Sen. Shelby pushes flat tax, balanced budget amendment
By George Talbot
U.S. Sen. Richard Shelby, R-Tuscaloosa, is pushing a pair of proposals that he says could help solve the nation’s financial problems.
The first is a Balanced Budget Amendment to the U.S. Constitution, which he said would curb runaway spending by ensuring that the federal government does not spend more money than it takes in each year.
The second is a bill to establish a flat income tax rate of 17 percent, an idea that Shelby said would drastically simplify the tax code, reduce Americans’ tax burden, eliminate corporate welfare, and boost American competitiveness.
Shelby, ranking Republican on the Senate Appropriations Committee, introduced the dual legislation on Tuesday. He said he has consistently advocated for both proposals since his election to the Senate in 1986.
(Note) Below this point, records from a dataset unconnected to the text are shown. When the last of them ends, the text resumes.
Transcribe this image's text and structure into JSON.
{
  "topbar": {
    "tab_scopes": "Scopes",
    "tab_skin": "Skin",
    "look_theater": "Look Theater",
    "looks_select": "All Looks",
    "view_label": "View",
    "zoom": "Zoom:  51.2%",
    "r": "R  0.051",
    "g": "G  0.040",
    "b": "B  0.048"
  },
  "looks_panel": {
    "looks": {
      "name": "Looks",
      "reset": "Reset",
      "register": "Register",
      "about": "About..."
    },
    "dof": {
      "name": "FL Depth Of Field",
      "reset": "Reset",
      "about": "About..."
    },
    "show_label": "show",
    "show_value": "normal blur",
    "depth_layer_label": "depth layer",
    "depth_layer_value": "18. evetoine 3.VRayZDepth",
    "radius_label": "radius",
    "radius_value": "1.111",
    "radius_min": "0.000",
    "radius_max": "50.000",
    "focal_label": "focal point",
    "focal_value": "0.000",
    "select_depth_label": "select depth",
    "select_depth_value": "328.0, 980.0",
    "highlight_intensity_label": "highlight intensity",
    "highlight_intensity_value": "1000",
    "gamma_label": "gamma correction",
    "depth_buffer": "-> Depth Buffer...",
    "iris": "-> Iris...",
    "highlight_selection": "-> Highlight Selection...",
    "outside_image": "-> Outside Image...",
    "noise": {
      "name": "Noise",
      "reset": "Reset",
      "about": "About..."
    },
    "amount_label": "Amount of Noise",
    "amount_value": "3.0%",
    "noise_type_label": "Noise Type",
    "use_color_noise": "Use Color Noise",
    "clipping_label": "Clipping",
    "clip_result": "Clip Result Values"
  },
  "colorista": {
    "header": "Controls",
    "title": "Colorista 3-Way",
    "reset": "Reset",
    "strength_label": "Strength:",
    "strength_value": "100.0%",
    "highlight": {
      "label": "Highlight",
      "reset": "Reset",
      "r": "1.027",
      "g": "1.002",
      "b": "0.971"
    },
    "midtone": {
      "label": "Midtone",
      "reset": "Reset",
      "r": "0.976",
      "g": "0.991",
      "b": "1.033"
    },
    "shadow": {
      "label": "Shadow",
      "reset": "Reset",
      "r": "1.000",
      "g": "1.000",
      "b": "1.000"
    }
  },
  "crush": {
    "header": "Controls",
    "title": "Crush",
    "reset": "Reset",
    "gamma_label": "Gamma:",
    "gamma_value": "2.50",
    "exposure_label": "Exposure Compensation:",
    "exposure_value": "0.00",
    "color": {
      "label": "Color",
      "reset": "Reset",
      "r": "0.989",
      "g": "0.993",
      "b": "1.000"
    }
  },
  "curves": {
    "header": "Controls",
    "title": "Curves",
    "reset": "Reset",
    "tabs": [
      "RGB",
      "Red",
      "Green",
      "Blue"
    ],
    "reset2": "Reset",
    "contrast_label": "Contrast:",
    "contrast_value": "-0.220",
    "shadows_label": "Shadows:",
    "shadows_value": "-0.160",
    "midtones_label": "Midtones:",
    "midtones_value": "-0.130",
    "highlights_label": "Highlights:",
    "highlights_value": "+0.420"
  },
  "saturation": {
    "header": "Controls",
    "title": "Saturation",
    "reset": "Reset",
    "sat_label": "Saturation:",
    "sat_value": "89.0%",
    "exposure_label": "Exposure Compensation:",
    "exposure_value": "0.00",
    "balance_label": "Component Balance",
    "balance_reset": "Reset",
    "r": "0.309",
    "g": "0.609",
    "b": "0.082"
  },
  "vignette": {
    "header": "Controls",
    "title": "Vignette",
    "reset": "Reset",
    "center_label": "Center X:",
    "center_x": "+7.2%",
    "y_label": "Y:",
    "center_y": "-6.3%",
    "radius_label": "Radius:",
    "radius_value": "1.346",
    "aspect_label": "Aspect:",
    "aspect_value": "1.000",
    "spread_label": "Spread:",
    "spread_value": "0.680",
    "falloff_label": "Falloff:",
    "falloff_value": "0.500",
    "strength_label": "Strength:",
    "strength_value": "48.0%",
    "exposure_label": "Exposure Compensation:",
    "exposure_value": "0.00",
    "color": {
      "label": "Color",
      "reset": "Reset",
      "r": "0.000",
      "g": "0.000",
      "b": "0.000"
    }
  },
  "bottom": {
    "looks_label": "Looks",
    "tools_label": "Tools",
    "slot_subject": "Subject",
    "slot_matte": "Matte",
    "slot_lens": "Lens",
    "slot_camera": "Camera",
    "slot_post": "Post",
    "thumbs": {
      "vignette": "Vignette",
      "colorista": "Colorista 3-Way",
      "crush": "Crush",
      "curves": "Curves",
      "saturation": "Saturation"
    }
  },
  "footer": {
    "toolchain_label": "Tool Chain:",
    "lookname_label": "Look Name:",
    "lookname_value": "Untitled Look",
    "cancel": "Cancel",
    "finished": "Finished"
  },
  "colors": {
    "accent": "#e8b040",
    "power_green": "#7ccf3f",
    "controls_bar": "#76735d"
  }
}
“We spend too much. We borrow too much. We tax too much. We need straightforward solutions to these clear problems,” Shelby said.
Shelby was one of just eight senators who voted earlier this month against legislation to avoid the so-called “fiscal cliff.” He said he opposed the bill because it would lead to more borrowing, and that he was committed to finding solutions to the nation’s ballooning debt.
“Instead of lurching from crisis to crisis and fixing nothing, we should carefully weigh and enact measures that will establish fiscal sanity, spark economic growth, and foster job creation,” Shelby said.
“In my judgment, these proposals will revive our economy by reducing government spending and creating an environment conducive to private sector growth.”